Мне кажется, Фрол просто прикалывался. Он жил как бирюк, и имел в своей жизни единственное развлечение - распугивать незваных гостей. Здоровый глаз поблескивал озорно, губы кривились в насмешке. Он прекрасно осознавал свое безобразие, тот безотчетный ужас, который охватывает неподготовленного человека при единственном взгляде на эту его, визитную карточку.
- Кого там нелегкая принесла? - свирепо спросил колдун, являя свой образ поверх калитки.
- Собачку уйми! - теряя терпение, повторила бабушка Катя.
- Ити его в кочерыгу, опять батарейка села! - преувеличенно громко сказал Фрол и выдернул за провод наушник. - Батарейка, говорю, села! Пойду, поменяю...
Он с шумом отпрянул, в три шорканья развернулся своим еще крепким телом, и побрел по направлению к хате.
- Фух, насилу за вами поспела! - сказала бабка Глафира, ставя на землю, укутанную в душегрейку, кастрюлю. - Видали красавца? Вот так вот, придуривается, издевается над людями. Теперь хоть заорись. Эй, старый пердун! Я ить, тоже сейчас уйду, до завтрева будешь нежрамши!
Брезентовый плащ вздрогнул.
- Ты, что ль, Глах? - живо отозвался колдун. - А я и не вижу! Кто это там с мальцом?
- Что, сослепу не признал? Оно и немудрено! Это ж Катька малая, Пима Ляксеича дочь, невеста твоя...
Устройство кубанской хаты традиционно. Две комнаты - большая и маленькая. У богатого казака крыльцо выходит на улицу, у бедного - смотрит во двор. Захочешь, да не заблудишься. У Фрола русская печь. Она отнимает добрую четверть жилого пространства. Кругом сплошные углы. Зато и уборки в хате - баран чихнул. Да и не развернуться вдвоем. Пока бабка Глафира выгуливает мокрую тряпку и накрывает на стол, все лишние сидят возле крыльца. Стулья и табуретки временно вынесли, чтоб не мешали. Колдун прячет увечный глаз под бескозыркой с красным околышем. Он уже в шароварах со споротыми лампасами и чистой белой рубахе. Как услышал, что в гости явилась сама бабушка Катя, так и помчался в избу со словами "Ты уж, Глаха сама!".
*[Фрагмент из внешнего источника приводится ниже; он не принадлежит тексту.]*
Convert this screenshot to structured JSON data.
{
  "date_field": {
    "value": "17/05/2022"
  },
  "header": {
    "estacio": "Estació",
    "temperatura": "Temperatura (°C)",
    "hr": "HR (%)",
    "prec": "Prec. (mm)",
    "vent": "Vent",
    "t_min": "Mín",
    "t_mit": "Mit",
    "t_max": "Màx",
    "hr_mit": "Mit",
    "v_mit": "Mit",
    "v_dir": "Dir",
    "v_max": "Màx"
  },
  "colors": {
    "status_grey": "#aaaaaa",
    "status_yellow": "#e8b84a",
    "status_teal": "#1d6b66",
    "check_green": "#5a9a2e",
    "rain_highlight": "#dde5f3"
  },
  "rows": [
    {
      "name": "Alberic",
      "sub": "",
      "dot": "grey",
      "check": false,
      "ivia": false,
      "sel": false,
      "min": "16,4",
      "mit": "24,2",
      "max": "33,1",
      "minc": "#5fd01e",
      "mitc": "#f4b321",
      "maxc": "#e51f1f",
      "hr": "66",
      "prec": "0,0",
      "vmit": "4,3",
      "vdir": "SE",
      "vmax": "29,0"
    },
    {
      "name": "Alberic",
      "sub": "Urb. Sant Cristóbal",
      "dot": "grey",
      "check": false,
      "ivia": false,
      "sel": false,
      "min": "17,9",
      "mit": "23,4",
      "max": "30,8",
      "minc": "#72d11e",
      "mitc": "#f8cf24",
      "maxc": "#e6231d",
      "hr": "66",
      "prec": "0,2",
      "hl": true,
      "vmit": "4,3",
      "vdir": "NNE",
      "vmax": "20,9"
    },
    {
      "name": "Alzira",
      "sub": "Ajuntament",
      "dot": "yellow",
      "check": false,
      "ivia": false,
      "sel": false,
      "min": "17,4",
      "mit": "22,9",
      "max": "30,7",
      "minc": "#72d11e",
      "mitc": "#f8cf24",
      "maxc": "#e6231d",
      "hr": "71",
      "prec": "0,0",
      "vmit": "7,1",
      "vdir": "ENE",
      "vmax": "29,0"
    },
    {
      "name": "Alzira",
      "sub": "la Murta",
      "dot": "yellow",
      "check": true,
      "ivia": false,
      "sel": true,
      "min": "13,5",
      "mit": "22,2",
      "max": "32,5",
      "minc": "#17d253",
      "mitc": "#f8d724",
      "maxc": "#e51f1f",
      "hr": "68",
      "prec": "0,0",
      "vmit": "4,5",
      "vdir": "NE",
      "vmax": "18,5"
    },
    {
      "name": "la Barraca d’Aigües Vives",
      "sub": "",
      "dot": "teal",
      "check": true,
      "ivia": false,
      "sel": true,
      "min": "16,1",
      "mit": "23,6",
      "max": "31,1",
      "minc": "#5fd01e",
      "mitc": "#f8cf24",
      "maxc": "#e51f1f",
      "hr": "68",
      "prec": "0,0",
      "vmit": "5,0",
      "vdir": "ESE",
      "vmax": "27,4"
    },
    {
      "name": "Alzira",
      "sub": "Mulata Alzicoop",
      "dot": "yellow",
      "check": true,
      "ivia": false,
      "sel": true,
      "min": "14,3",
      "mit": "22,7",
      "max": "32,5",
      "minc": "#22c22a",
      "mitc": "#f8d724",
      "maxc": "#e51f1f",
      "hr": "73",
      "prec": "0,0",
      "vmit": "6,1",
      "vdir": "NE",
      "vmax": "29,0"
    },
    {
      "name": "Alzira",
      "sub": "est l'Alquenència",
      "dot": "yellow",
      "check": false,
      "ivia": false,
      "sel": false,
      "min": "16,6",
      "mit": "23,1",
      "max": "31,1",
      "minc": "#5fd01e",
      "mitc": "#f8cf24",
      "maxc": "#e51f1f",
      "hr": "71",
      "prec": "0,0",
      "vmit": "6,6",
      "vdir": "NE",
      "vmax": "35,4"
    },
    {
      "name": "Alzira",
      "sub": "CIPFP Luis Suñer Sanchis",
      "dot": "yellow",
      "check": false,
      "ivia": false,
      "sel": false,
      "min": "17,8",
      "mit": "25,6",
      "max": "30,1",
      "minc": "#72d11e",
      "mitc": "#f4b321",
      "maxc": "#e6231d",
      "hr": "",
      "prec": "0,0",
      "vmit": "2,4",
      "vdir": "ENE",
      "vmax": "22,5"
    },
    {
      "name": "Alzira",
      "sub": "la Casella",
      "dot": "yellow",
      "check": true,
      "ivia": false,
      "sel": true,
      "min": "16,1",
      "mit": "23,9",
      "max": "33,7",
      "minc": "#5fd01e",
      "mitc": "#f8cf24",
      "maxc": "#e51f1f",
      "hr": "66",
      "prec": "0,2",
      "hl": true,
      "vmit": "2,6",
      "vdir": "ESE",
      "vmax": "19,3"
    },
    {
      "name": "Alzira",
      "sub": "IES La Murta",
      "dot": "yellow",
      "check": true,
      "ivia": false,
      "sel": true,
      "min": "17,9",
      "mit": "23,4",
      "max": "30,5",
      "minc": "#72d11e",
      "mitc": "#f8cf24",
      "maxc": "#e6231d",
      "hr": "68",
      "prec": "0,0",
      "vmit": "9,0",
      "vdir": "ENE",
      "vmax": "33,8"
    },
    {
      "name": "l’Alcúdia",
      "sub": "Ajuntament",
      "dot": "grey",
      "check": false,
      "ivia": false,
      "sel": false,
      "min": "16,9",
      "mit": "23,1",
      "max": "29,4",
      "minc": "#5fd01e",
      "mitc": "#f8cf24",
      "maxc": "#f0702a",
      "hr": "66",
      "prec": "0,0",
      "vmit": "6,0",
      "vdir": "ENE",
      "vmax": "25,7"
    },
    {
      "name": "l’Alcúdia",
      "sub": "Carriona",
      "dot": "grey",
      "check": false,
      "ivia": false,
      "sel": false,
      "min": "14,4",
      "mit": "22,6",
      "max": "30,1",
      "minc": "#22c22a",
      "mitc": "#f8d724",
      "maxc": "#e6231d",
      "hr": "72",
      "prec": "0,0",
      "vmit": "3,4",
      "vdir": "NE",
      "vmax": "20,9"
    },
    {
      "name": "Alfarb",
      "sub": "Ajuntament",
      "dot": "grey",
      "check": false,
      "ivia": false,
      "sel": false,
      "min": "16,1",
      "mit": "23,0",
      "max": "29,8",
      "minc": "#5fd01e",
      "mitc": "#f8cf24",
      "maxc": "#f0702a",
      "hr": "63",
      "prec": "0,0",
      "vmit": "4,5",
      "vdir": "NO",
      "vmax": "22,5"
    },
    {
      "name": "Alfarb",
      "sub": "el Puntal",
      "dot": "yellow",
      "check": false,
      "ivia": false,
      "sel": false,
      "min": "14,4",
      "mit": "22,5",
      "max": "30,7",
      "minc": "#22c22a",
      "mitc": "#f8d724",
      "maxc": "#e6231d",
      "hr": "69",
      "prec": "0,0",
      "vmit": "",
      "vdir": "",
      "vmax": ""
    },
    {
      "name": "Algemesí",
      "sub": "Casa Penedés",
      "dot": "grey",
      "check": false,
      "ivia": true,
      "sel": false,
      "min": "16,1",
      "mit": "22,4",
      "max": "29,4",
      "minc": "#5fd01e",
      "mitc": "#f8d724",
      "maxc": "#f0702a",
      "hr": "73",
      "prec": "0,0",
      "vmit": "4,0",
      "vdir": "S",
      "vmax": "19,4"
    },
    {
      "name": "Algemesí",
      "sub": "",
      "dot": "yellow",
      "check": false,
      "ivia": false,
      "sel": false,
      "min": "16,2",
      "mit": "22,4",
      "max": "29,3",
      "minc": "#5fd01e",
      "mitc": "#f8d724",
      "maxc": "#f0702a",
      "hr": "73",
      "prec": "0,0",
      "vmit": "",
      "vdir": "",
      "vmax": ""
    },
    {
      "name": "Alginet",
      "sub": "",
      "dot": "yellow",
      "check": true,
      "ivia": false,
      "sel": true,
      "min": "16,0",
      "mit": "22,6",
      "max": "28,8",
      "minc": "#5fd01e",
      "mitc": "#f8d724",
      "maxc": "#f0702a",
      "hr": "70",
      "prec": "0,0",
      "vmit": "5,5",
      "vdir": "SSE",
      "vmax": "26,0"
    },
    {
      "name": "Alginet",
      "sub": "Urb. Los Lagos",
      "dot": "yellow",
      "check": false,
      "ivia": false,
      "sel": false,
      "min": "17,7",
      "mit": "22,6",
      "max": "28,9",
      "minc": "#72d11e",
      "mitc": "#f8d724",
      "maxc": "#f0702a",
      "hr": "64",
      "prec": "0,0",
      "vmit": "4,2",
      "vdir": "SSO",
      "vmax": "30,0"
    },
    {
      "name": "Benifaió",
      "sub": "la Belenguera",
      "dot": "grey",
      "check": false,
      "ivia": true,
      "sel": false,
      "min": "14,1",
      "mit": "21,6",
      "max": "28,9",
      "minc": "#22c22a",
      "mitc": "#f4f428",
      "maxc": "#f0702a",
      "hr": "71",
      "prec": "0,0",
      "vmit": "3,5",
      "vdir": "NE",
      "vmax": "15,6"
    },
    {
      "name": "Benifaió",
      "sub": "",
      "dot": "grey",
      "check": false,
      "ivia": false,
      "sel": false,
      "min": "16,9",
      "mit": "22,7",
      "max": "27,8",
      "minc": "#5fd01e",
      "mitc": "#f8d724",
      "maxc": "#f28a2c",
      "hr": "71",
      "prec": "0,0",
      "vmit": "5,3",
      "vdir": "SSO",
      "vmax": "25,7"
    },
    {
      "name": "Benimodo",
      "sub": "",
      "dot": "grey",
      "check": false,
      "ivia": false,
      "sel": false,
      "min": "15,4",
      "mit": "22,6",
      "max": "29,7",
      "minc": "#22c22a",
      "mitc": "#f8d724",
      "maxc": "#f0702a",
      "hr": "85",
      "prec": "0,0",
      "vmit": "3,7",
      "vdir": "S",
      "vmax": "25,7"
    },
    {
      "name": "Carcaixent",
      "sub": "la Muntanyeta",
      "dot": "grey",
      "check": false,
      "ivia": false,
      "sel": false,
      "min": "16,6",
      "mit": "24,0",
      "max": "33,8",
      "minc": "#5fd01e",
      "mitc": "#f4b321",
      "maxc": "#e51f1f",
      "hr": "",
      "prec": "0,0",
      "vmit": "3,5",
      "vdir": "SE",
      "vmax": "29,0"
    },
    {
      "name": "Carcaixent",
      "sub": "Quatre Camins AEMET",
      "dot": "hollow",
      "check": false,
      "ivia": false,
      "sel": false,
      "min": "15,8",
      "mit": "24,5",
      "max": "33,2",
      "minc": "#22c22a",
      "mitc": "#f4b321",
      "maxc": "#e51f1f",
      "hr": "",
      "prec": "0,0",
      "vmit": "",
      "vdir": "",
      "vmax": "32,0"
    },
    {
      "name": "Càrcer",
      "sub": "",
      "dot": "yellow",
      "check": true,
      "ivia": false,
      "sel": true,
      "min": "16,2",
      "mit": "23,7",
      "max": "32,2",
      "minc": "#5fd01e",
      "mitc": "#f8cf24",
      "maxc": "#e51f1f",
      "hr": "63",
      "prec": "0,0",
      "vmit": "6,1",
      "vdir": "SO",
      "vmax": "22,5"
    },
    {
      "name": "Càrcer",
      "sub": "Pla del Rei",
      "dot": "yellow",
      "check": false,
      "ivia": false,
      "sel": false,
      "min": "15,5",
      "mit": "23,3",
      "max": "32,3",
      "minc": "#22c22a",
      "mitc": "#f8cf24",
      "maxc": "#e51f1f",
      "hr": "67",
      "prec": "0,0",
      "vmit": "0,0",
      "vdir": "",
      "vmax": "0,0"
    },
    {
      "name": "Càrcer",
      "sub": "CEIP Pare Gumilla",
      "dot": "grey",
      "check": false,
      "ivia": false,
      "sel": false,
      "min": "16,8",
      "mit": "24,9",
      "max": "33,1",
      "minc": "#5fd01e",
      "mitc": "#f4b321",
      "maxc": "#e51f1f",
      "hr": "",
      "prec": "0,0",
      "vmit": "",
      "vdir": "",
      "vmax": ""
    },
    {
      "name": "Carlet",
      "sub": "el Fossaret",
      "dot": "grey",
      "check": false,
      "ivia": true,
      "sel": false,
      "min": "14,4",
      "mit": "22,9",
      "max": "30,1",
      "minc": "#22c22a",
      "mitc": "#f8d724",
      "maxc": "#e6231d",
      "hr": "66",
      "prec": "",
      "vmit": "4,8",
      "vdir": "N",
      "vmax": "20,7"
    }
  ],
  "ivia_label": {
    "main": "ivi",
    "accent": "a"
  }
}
Я хочу спросить у него насчет крестов в палисаднике, но все не могу встрять в разговор. Взрослым не до меня.
- Добрым был атаманом Пим Алексеевич, все и про всех знал. Помню, в шестнадцатом, телушка у нас пропала. Веревку обрезали и с выпаса увели. Мне, аккурат, двенадцать годочков стукнуло, здоровый уже бугай. Да-а-а...
Задумавшись, Фрол теряет над собою контроль. Откинулся на решетчатую стенку перил, и смотрит в небесную бездну, обнажив кадыкастую шею. Под его босыми ногами, заходится счастьем пес Кабыздох. Сунул нос в мохнатые лапы, зенки свои карие закатил и коротко постукивает куцым хвостом. Хозяин, наверное, для него не колдун и урод, а самый красивый и добрый на земле человек, хоть кормит его не он, а бабка Глафира. Я уже тоже привык, и смотрю на лицо колдуна без прежнего содрогания.
- Да-а-а, - продолжает он. - Здоровый бугай! Выходит, что мой недосмотр. Ну, батько покойник и говорит: "Ты Карту седлай, я Баяна, поехали к атаману, пусть разбирается"...
Фрол рассказывает долго и нудно, перемежая повествование бесконечными "да-а-а". Все для него важно: сколько у отца было строевых лошадей, а сколько рабочих, какую почем брали. Что за сбруя висела в сарае и на каком месте. Как будто бы, если что-то не вспомнит, украдет из семьи. Бабушка Катя ловит каждое слово. Ей все интересно. Это и ее детство. Она ведь еще не знает, что если во время помереть, и тебе повезет, то можно туда попасть.
- ...Тёмно уже. Пим Алексеевич повечерял, курил за двором. Нас, выслушал, в хату провел. Отца усадил за стол, сказал, что надо мараковать. "А ты, - это он мне, - за невестой своей поухаживай. Что-то притихла. Не иначе, уже нашкодила", да-а-а...
Тихий, домашний смех брызжет из-под ресниц Пимовны. Да и по лицу колдуна как будто прошлись утюгом. Рубцы и морщины разгладились. Даже увечный глаз теперь отражает свет. Кажется, сердце его нашло, наконец, точку опоры.
- Это я так смекаю, - пояснил Фрол, - Пим Алексеевич в уме перебирал, кто из его казаков способен пойти на татьбу. Ну, атаман, да-а-а...
- Неужели нашел?! - удивляется бабушка Катя.